Je signalais, dans un précédent envoi, cet article de Serge Dumont dans le quotidien suisse Le Temps (8 janvier) : « Israël muscle sa riposte sur le Net ». On y lisait notamment : « Peu après la fin de l’opération “Plomb durci” (l’invasion de la bande de Gaza en janvier dernier), Tzipi Livni, alors ministre des Affaires étrangères dans le gouvernement d’Ehoud Olmert, a rapidement pris conscience de l’ampleur de la vague de protestations soulevée par la destruction massive des infrastructures civiles palestiniennes. Elle a alors autorisé son département à recruter des jeunes fans d’informatique pratiquant parfaitement une ou plusieurs langues étrangères afin de répondre aux critiques qui fusaient dans les blogs ainsi que dans le courrier électronique des grands journaux européens et américains. »

Au-delà, c’est toute une entreprise de propagande qui se met en place à partir d’Israël. Et elle se traduit par un manuel diffusé par The Israel Project, une officine de désinformation très professionnelle, et dont l’exergue est : « Pour la liberté, la sécurité et la paix » – celle des Israéliens, bien sûr, et d’eux seuls. Ce manuel s’intitule The Israel Project’s 2009. Global Language Dictionary (PDF) et est destiné à la propagande aux Etats-Unis, mais ses « règles » s’appliquent sans doute ailleurs.

C’est un document d’une centaine de pages, divisé en dix-huit chapitres. Curieusement, il porte la mention « interdit à la distribution et à la publication ». Il semble que ce texte n’était donc pas destiné à être diffusé largement.

Le premier chapitre s’intitule « 25 règles pour une communication efficace ». Règle n° 1, « manifester de l’empathie pour les deux parties ! Le but de la communications pro-Israël ne vise pas seulement les gens qui aiment déjà Israël. Le but est de gagner de nouveaux cœurs et les esprits d’Israël, sans perdre le soutien qu’Israël a déjà. Pour ce faire, vous devez comprendre que le cadre à partir duquel la plupart des Américains voient Israël est un “cycle de violence qui dure depuis des milliers d’années”. Ainsi, vous avez à désarmer leurs soupçons. (...) La première étape est de montrer que vous voulez la paix A LA FOIS pour les Israéliens et les Palestiniens, et notamment pour les enfants. (...) Et il faut ouvrir vos propos par l’affirmation que Israël veut un meilleur futur à la fois pour les Israéliens et les Palestiniens. (...) Si, au centre de votre communication, vous montrez du doigt en disant “Israël a raison, ils ont tort”, vous perdrez plus que vous ne gagnerez ».

Règle n° 6 : « Soyez attentif à votre ton. Un ton protecteur, paternaliste, détournera les Américains et les Européens. Nous sommes à un moment dans l’histoire où les Juifs en général (et les Israéliens en particulier) ne sont plus perçus comme le peuple persécuté.

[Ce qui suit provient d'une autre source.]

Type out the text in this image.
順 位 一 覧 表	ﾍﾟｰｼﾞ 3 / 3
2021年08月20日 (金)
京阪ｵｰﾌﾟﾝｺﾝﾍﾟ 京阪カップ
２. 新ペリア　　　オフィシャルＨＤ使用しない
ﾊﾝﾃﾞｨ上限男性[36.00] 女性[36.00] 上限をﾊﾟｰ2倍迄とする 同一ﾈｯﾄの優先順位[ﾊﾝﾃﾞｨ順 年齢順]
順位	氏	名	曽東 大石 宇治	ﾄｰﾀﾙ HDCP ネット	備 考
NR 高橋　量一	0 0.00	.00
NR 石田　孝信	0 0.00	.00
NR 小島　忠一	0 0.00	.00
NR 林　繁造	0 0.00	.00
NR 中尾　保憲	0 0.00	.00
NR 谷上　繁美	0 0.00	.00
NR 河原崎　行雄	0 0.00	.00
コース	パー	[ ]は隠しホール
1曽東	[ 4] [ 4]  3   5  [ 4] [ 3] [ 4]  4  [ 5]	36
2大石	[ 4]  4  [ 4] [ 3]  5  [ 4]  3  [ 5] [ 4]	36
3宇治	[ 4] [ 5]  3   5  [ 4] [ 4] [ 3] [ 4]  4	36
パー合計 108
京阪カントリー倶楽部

En fait, dans le public américain et européen – le public sophistiqué, éduqué, aux idées arrêtées, non-juif –, les Israéliens sont souvent considérés comme les occupants et les agresseurs. Dans ce cadre, il est essentiel pour les messages de porte-parole pro-israéliens de ne pas apparaître comme hautains ou condescendants. »

Et, le texte donne, comme pour chaque règle, « les mots qui ne marchent pas » :

« “Nous sommes prêts à leur permettre de construire”... Les Israéliens ne peuvent pas “autoriser” les Palestiniens à aller de l’avant. Ils ne peuvent pas “permettre” ou “contrôler” ou “ordonner” aux Palestiniens d’établir un commerce, un transport, ou un gouvernement. Si les Palestiniens sont à considérer comme un partenaire de confiance sur la voie de la paix, ils ne doivent pas être subordonnées, dans la perception ou dans la pratique, par les Israéliens. (...) »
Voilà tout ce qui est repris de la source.